Андрей Гончаров отмечает, что вследствие этих мер численность популяции крыс взрывообразно выросла, что побуждает признать за бродячими собаками роль отчасти положительную в деле сохранения здоровья населения, а также еще отчетливее выявляет странность приведенного выше утверждения Алана М. Бека относительно гармоничного совместного обитания крыс и собак, якобы замеченного им в бедняцких кварталах Балтимора. Присутствие бродячих собак также способно ограничивать проникновение лисиц и прочих диких хищников в городскую среду. С другой стороны, Гончаров доказывает, что бесконтрольное размножение бродячих собак при том, что численность волков резко упала, может обернуться конкуренцией между ними, а то и подменой второго из названных биологических видов первым, что в большом масштабе уже происходит в Румынии; относительно России Гончаров приводит в пример Хоперский заповедник, расположенный на одном из притоков Дона, где уничтожение волков практиковалось вплоть до середины восьмидесятых, когда были введены в действие защитные меры. Они несколько запоздали: коль скоро волки исчезли, территорию заповедника заполонили феральные собаки.

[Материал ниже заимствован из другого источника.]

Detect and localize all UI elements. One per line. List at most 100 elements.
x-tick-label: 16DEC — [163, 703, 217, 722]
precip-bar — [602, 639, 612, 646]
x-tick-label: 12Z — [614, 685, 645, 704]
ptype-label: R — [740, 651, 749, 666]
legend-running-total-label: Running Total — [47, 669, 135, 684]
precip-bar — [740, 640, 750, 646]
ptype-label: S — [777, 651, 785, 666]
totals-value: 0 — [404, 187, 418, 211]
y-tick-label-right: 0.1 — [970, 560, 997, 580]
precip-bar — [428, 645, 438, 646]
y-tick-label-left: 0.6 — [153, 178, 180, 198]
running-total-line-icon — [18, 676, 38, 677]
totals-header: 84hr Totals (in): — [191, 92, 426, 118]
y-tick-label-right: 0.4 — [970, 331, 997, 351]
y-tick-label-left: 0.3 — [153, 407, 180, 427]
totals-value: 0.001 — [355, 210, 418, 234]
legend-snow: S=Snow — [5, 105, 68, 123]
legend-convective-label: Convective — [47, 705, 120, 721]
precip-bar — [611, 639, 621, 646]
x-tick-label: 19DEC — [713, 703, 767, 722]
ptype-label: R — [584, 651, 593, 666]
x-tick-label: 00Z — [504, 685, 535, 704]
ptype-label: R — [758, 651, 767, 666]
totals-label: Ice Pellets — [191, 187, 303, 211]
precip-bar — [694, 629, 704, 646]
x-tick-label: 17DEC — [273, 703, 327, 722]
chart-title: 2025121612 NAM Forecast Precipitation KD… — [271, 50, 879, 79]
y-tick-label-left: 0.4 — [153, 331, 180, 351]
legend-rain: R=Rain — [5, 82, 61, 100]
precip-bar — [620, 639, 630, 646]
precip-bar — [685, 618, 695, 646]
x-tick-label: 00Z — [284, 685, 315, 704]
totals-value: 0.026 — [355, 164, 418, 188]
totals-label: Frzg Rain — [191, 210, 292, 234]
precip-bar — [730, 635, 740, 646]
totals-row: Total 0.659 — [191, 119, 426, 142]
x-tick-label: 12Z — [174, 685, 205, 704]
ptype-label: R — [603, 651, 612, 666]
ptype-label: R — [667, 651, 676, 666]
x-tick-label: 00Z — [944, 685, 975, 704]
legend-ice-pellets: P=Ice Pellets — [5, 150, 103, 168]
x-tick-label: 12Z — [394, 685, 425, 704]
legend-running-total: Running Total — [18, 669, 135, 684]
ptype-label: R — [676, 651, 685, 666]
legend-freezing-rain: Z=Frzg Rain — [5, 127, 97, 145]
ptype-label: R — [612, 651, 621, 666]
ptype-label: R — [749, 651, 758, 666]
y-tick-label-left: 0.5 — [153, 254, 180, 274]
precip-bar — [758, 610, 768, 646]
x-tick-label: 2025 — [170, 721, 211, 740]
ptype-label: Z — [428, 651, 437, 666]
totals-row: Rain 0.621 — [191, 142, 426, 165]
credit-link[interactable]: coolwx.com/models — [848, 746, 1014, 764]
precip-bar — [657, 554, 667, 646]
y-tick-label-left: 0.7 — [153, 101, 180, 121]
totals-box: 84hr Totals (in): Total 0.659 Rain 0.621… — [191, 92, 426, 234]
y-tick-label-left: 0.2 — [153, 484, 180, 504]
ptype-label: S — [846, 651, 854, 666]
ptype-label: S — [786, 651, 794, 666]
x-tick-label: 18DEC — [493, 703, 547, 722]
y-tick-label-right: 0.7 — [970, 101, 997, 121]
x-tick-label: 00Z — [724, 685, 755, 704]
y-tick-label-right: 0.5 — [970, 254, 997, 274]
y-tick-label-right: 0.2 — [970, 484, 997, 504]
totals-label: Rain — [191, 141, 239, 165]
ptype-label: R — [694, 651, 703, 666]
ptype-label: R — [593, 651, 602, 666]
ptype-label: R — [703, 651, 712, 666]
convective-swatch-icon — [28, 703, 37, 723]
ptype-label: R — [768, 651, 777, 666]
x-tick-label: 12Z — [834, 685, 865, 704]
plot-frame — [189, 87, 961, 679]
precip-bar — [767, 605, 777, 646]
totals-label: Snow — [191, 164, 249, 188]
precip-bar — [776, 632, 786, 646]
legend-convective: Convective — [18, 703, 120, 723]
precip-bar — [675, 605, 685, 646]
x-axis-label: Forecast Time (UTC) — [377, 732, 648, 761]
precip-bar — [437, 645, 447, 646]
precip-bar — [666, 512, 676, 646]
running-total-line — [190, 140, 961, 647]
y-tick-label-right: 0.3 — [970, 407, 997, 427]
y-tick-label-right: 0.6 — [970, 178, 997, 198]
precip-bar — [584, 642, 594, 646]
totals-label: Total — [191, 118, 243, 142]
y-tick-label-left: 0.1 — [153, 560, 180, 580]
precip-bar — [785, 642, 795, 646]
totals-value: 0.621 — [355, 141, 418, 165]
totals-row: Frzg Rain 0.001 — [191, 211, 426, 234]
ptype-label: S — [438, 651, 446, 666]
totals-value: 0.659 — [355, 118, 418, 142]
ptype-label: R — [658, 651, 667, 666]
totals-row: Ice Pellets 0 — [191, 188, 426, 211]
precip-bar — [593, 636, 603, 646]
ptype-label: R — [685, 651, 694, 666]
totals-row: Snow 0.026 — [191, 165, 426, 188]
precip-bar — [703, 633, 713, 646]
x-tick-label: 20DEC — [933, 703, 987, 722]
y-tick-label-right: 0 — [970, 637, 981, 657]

Ныне, по мнению Андрея Гончарова, численность бродячих собак на территории Москвы — около 30 000 (Михаил Булгаков в романе «Собачье сердце», опубликованном в 1927 году, говорит о «40 000 московских собак», что могло бы послужить примечательным свидетельством стабильности их численности, если не подозревать автора «Мастера и Маргариты» в том, что он взял эту цифру с потолка). Среди этих нескольких десятков тысяч собак Гончаров в ходе своих изысканий выделил четыре категории. Первая включает тех, что более или менее регулярно исполняют полезные для человека функции вроде охраны автостоянок или еще почему-либо оказываются нужны. Три оставшиеся разновидности отличаются большей или меньшей степенью зависимости от людей; всего теснее с ними общаются те собаки, которые выклянчивают себе пропитание в общественных местах, их Гончаров, следуя в своем анализе за Аланом М. Беком, изучавшим их искусство «культурного камуфляжа», определяет как «тонких психологов» — они, к примеру, умеют отличать в толпе тех, кого легче растрогать, обычно это дети или люди преклонного возраста. Самые трусливые из собак, избегая всякого контакта с человеком, предпочитают промышлять на свалках, а если представится подходящий повод, даже возвращаются к образу жизни диких хищников, подобно тем, что заселили Хоперский заповедник. С другой стороны, Гончаров подчеркивает, что перемены, происходящие в человеческом обществе, не остаются без последствий и в судьбе московских собак: они получили доступ на новые обширные территории, особенно на пустыри, занятые сорной растительностью или промышленным мусором, однако со временем их оттуда потеснило развивающееся градостроительство; они завязывают продолжительные отношения с непрестанно возрастающей популяцией нищих и бездомных, и наконец, они используют довольно значительный излишек пищи, попадающий на свалки вследствие роста уровня жизни — бедные хоть и беднеют, но содержимое продовольственной корзины среднего класса улучшилось с советских времен, да и умножившиеся при новом режиме рестораны и коммерческие фирмы вносят сюда свою лепту.
В Москве редки кварталы — если такие еще хоть где-нибудь существуют, — где не найдешь бродячих собак. Не считая Комсомольской площади с ее нищенскими задворками, я видел их резвящимися на поросшем кустарником склоне близ того места, где Яуза впадает в Москву-реку, в подземных переходах у станции метро «Курская», в начале улицы Ильинки у Красной площади — перед зданием (чьи эстетические достоинства, на мой вкус, несколько раздуты), возведенным в двадцатых архитектором Мельниковым для клуба рабочих завода «Каучук», и неподалеку оттуда на улице Тружеников (или на Плющихе?) возле того безликого дома, где какое-то время жил Солженицын.